28 Eylül 2011 Çarşamba

mithat efendi mahpeyker'i görür ve derhal aşık olur. derhal.

derhal git bu evden. derhal bu evi de al git, ben de duvarları ziftle boyayacağım.

çünkü ben sen yokken duvarları hep ziftle boyayacağım ve ziftin içinden bembeyaz bi şair çıkaracağım.

tüm bunlar için derhal aşık ol ve git.

"çünkü inanmak seccadeyi aynı zamanda kendi gırtlağına da uygulamaktır."

diyelim ki çamlıca tepesindeyiz. adetim olmadığı halde çok çamlıca tepeliyim o gün.

sen de ormandasın. av denemez mevsimi değil, sen hep ormandasın.

derhal o ormandan çık, aşık ol, ve git.

çünkü ben çıktım, oldum ve gittim. elimde bi sürü gelincik ve kırlangıç ve martı ve kedicik.

sen derhal gözüne indir perdeyi ve çıkma ve aşık olma ve gitme.
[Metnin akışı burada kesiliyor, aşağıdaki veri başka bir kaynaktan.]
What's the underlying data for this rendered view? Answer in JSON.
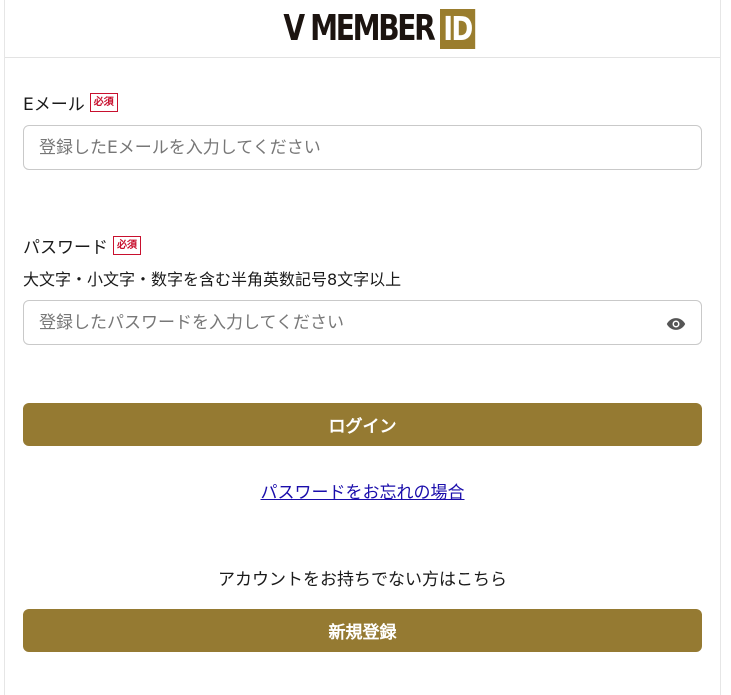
{
  "header": {
    "logo_text": "V MEMBER",
    "logo_badge": "ID"
  },
  "email": {
    "label": "Eメール",
    "required": "必須",
    "placeholder": "登録したEメールを入力してください",
    "value": ""
  },
  "password": {
    "label": "パスワード",
    "required": "必須",
    "hint": "大文字・小文字・数字を含む半角英数記号8文字以上",
    "placeholder": "登録したパスワードを入力してください",
    "value": "",
    "toggle_icon": "eye-icon"
  },
  "login_button": "ログイン",
  "forgot_link": "パスワードをお忘れの場合",
  "signup_note": "アカウントをお持ちでない方はこちら",
  "signup_button": "新規登録",
  "colors": {
    "brand_gold": "#957a32",
    "required_red": "#c8102e",
    "link_blue": "#1a0dab"
  }
}
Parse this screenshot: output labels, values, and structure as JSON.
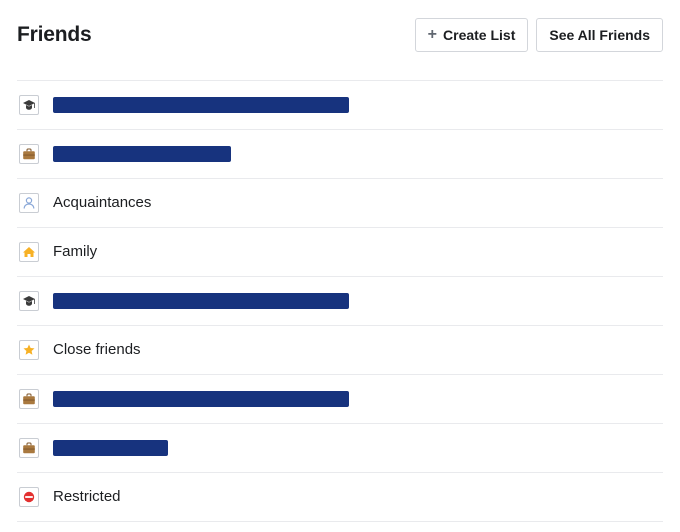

sayıkla. say. kaç etti. dört bahar dönümü daha. say. kaç etti. sayıkla. say.

26 Eylül 2011 Pazartesi

seyrederim hayret ile şu alemi
ne bilinir kıymet, ne kıyamet
allah'a emanet ne gelir elden

ne sahibim bu yerde, ne kiracı
sadece bir ömürlük misafirim ben.

23 Eylül 2011 Cuma

dileyebilseydim bir dilek tanrıdan eğer, hiç sıkılmamayı isterdim hiçbir şeyden hiç.
te o vakit, sesler iki yandan kucaklaşır.
gölgeler selamlaşır.

18 Eylül 2011 Pazar

gözlerimin önünde sıcak, ılık, ışık yürüyorsun. çıkarıp o tişörtü, üstüne gömleğini geçiriyorsun. gözlerimin önünde büyüyorsun. seni seviyorum.

12 Eylül 2011 Pazartesi

-nasılsın?
-senden iyi değilim.
-iyi misin demedim, nasılsın diye sordum. aradaki farkı fark ettin değil mi?
-çok mu iyisin?
-senden iyiyim.
-herkes benden iyidir. çünkü ben, arzı boynuzunda taşıyan öküzüm.
-kendine haksızlık etme.
-sen bana haksızlık et o zaman. hoşuma gidiyor.
-bunu bir hobi haline getirmeyelim sonra?
-neden olmasın? böyle sürüncemeli, serzenişli bir hayat. o kadar da farkımız olsun.
-ne kadar?
-o kadar yani. bütün farkımız bu olsun.
-ya çiçekler? onlar da gider mi?
-saçının kenarına takarsan gitmez. orası çiçek yeri. çiçek orda daha güzel.
-sen nerde daha güzelsin?
-ben güzel olamam. çağıran olurum, çağrılmayan olurum, çeken olurum, iten olurum ama güzel olamam.
-yine mi senden konuşacağız hep? ya benim efkarım ne olacak?
-önce suya karışacak. ordan bir çiçeğe, çiçek kulağının arkasına...
-sen benim yanımda. senin başın omzumda, biz versek omuz omuza, belki daha hafif yağmurlar, belki daha yaşanılır dünya...

8 Eylül 2011 Perşembe

dünya yuvarlak değil
ırmak denize kavuşmuyor
yol bir yere varmıyor
deniz mütemadiyen karaya vurmuyor
ağaç âh o kimsesiz göğe uzanmıyor
kimse kimseyi sevmiyor
kimse kimseyi anlamıyor
zifiri karanlık aynada
sır sûreti tutmuyor
ne yandan baksam
boşluk sızmıyor
uzattığım ellerim
ellerine uzanmıyor
dünya yuvarlak değil
dünya dönmüyor

7 Eylül 2011 Çarşamba

neden hakan günday okumalıyız?

çünkü öfkesi var, tıpkı bir çocuğunki gibi saf, katıksız, keskin bir öfkesi. çünkü mutluluğu anlatıyor hem de bir çocuğunki gibi çıplak, uçuran bir mutluluk. çünkü hepimiz gibi o da O'nun beyaz mantosundan çıkmış:

"çünkü eğer bu dünyada bir yerlerde, insanlar çocukları bombalıyorsa, bunu bilmeye gerek yoktu. o dünya zaten yanmış çocuk eti kokardı. eğer bir yerlerde başka çocuklar açlıktan geberip gidiyorsa, bunu da bilmeye gerek yoktu. o dünyanın zaten açlıktan nefesi kokardı. ve çocukların burunları bu kokuları alır, ergen öfkesi olarak da geri verirdi. ta ki burunları yetişkin uysallığıyla tıkanana kadar."